For the next twenty minutes, Aphrodite and Trixie sat spellbound in the tub, watching the show. Los Diablos Caliente was, as it had been for twenty years, the highest rated Telenovela on Univision. Filled with busty gals, hot Latin men, and ludicrous plots, the reason for the show's enormous appeal was apparent. It was the prime star, Jose Fuente. Consistently voted the sexiest man alive, Jose had every panty on earth wet once he came on screen. Tall and muscular, his thick black wavy hair, perfectly sculpted body, and charming Spanish accent raked in the female fans.

"Should I get Chris to massage your arm, girl?" Aphrodite said as she glanced over at Trixie continuing to rub her wrists.
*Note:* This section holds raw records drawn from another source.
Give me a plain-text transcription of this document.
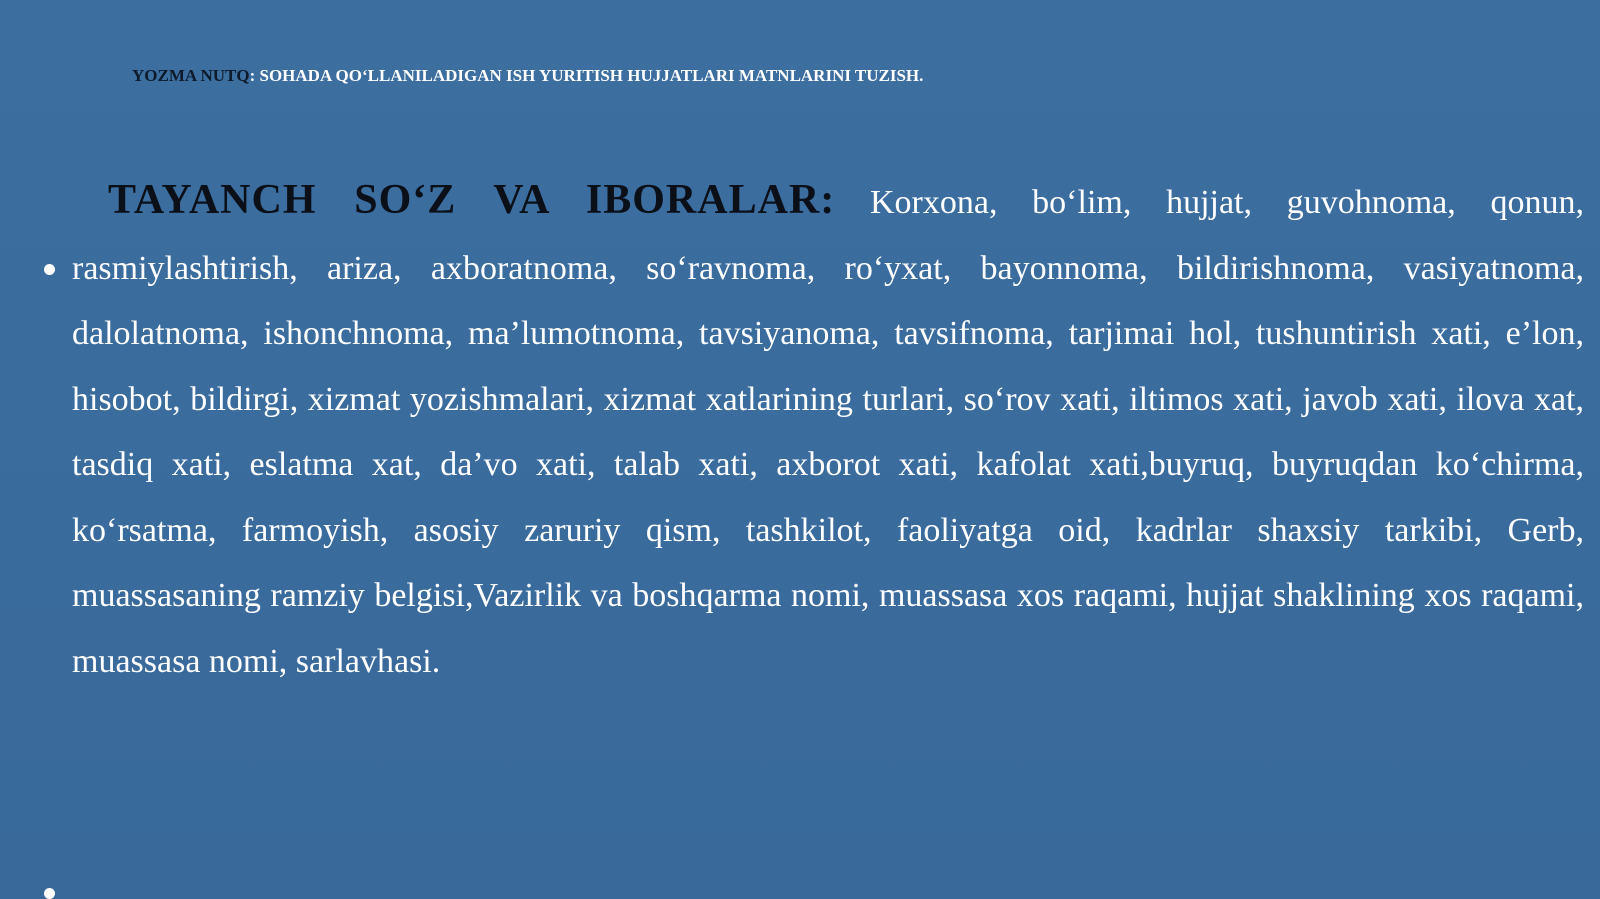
YOZMA NUTQ: SOHADA QO‘LLANILADIGAN ISH YURITISH HUJJATLARI MATNLARINI TUZISH.
TAYANCH SO‘Z VA IBORALAR: Korxona, bo‘lim, hujjat, guvohnoma, qonun, rasmiylashtirish, ariza, axboratnoma, so‘ravnoma, ro‘yxat, bayonnoma, bildirishnoma, vasiyatnoma, dalolatnoma, ishonchnoma, ma’lumotnoma, tavsiyanoma, tavsifnoma, tarjimai hol, tushuntirish xati, e’lon, hisobot, bildirgi, xizmat yozishmalari, xizmat xatlarining turlari, so‘rov xati, iltimos xati, javob xati, ilova xat, tasdiq xati, eslatma xat, da’vo xati, talab xati, axborot xati, kafolat xati,buyruq, buyruqdan ko‘chirma, ko‘rsatma, farmoyish, asosiy zaruriy qism, tashkilot, faoliyatga oid, kadrlar shaxsiy tarkibi, Gerb, muassasaning ramziy belgisi,Vazirlik va boshqarma nomi, muassasa xos raqami, hujjat shaklining xos raqami, muassasa nomi, sarlavhasi.
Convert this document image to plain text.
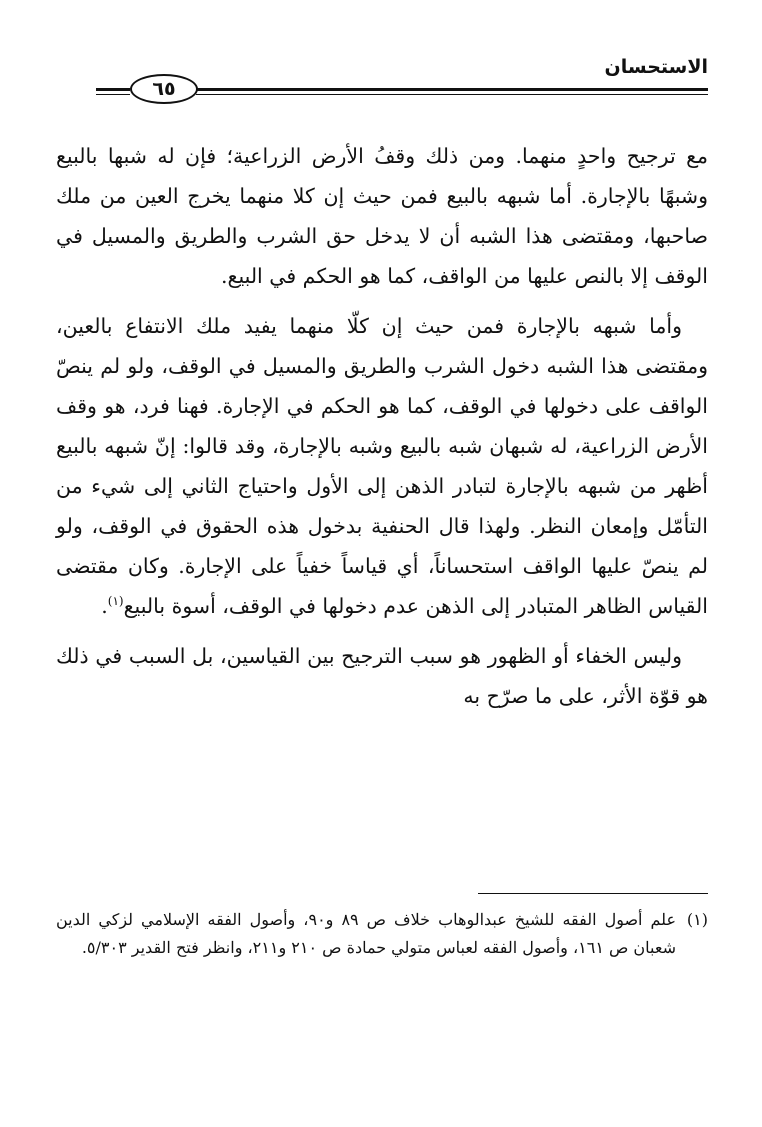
الاستحسان
٦٥

مع ترجيح واحدٍ منهما. ومن ذلك وقفُ الأرض الزراعية؛ فإن له شبها بالبيع وشبهًا بالإجارة. أما شبهه بالبيع فمن حيث إن كلا منهما يخرج العين من ملك صاحبها، ومقتضى هذا الشبه أن لا يدخل حق الشرب والطريق والمسيل في الوقف إلا بالنص عليها من الواقف، كما هو الحكم في البيع.

وأما شبهه بالإجارة فمن حيث إن كلّا منهما يفيد ملك الانتفاع بالعين، ومقتضى هذا الشبه دخول الشرب والطريق والمسيل في الوقف، ولو لم ينصّ الواقف على دخولها في الوقف، كما هو الحكم في الإجارة. فهنا فرد، هو وقف الأرض الزراعية، له شبهان شبه بالبيع وشبه بالإجارة، وقد قالوا: إنّ شبهه بالبيع أظهر من شبهه بالإجارة لتبادر الذهن إلى الأول واحتياج الثاني إلى شيء من التأمّل وإمعان النظر. ولهذا قال الحنفية بدخول هذه الحقوق في الوقف، ولو لم ينصّ عليها الواقف استحساناً، أي قياساً خفياً على الإجارة. وكان مقتضى القياس الظاهر المتبادر إلى الذهن عدم دخولها في الوقف، أسوة بالبيع$^{(١)}$.

وليس الخفاء أو الظهور هو سبب الترجيح بين القياسين، بل السبب في ذلك هو قوّة الأثر، على ما صرّح به

(١)
علم أصول الفقه للشيخ عبدالوهاب خلاف ص ٨٩ و٩٠، وأصول الفقه الإسلامي لزكي الدين شعبان ص ١٦١، وأصول الفقه لعباس متولي حمادة ص ٢١٠ و٢١١، وانظر فتح القدير ٥/٣٠٣.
"I am sure it will be alright, soon," Trixie said. "Plus...," she added as she winked over at Chris, standing open-mouthed and drooling at the two gorgeous women in the tub, "he might be a bit too distracted to be useful."

"Yeah," Holly said as she entered the back yard with a big smirk on her face. "He will be pretty fucking worthless after watching you two." Glaring down at Trixie, Holly said, "You know, I have been waiting for you in the car for twenty minutes! We were going to go to the store..., remember?"

"Oh shit, Holly," Trixie said. "I am sorry. I got distracted—"

"Is this tub new, Goddess?" Holly said. "It is spectacular! I hope it didn't expend too much manna."

"It is! You like?" Aphrodite said. "Finally, this dump is starting to resemble someplace livable. And don't worry too much about the manna, will you." She pointed over to the visibly shaking, and drooling Chris, and added, "there is always more of that on tap. We just have to let it..., uh, ferment in the barrel for a bit, so to speak."

"Yes," Holly said, as she massaged her own hand, "But, I am getting carpal tunnel here from all of these slow teasing handjobs. And I will be honest with you, Goddess. I think the guys are tapped out. There is only so much pre-cum a human male can give, you know. After the working over Trixie and I gave them this morning, the whole house is asleep right now. We won't get a decent harvest for at least a week."